No action needed here.
Here is our problem: determining which of the above numbers describes a question sometimes requires a higher level of expertise. While I'd like to personally address each of 4,000 or so ember.js/ember-data question, it's just not possible to do in a timely matter. The situation is pretty dire and has been for some time. We need some solution to triage the mess and having our community help identify bad questions or questions with bad answers speeds this process. Stack Overflow doesn't offer any specific tools for this process, but tagging is the closest, which is why we started using it.
We'd hoped the natural organic process of Stack Overflow would eventually address these problems, but it's been five months and the problem hasn't improved.
So, the ember-invalid tag is not intended to be permanent. It's only there to let us distribute the work of identifying questions that most need our attention. Once we've gotten that list, we're still honestly at a loss for what to do.
None of the close reasons match our situation, but it's irresponsible to leave these questions in their current state and not at least find some way to communicate that a question or answer was so localized to a very brief, unstable moment of time that what you're seeing should be highly suspect.
Replying to some comments above:
He also created that tag, and is the only one editing it on
I created the tag, but only used it once. Other members of our community are tagging.
a specific version tag like ember-0.9
We tried this with the ember-old-router tag. It did not remove any confusion. Unless a questioner mentions which version he's using, it's hard to even tell which version he had.

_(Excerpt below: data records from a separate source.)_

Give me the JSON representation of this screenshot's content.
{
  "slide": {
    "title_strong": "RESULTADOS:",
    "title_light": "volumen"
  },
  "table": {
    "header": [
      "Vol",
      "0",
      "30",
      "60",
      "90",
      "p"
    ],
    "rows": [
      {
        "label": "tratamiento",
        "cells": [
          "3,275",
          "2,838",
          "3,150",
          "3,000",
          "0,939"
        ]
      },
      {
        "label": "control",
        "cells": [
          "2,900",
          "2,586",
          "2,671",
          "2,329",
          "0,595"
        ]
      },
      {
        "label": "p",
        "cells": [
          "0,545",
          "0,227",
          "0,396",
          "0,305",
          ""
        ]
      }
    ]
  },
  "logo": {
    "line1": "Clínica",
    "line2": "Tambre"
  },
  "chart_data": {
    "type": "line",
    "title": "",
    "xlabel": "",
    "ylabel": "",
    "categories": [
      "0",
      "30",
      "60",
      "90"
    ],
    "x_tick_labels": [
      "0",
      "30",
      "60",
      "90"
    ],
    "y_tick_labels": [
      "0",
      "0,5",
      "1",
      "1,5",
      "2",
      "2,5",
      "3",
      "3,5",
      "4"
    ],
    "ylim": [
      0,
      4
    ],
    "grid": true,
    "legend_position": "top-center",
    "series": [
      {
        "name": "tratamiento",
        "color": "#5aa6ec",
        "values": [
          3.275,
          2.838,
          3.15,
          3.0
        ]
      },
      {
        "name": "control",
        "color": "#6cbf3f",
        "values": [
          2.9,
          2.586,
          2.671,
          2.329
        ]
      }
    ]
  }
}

"Apply some form of cleanup" hopefully would be new answers to the questions explaining how the new, better ember would solve their problems
That's the hope for questions that are still valid. Questions like "How do I accomplish X in Ember" are ideal for this. "How do I use function Y?" when Y was in the API for a month has no meaningful new answer. It's just noise. The metatag is the best solution we've found for organizing the process of highlighting areas to improve.
They're certainly not "invalid", but if they're acting on an entirely different (version of) a platform that can warrant a tag.
Imagine, for a moment, we renamed Ember to Foo when we released 1.0. Would it be proper to find all the old ember.js tags and re-tag them with Foo, even if the question or best answer no longer applied to Foo? Or, imagine if there was no ember.js tag, just tags for each of the libraries that comprised Ember. If we replaced a library with a similar one with a different name, would we go update the old questions with tags pointing to the new software? This is exactly the situation we're in, with similar confusing effects.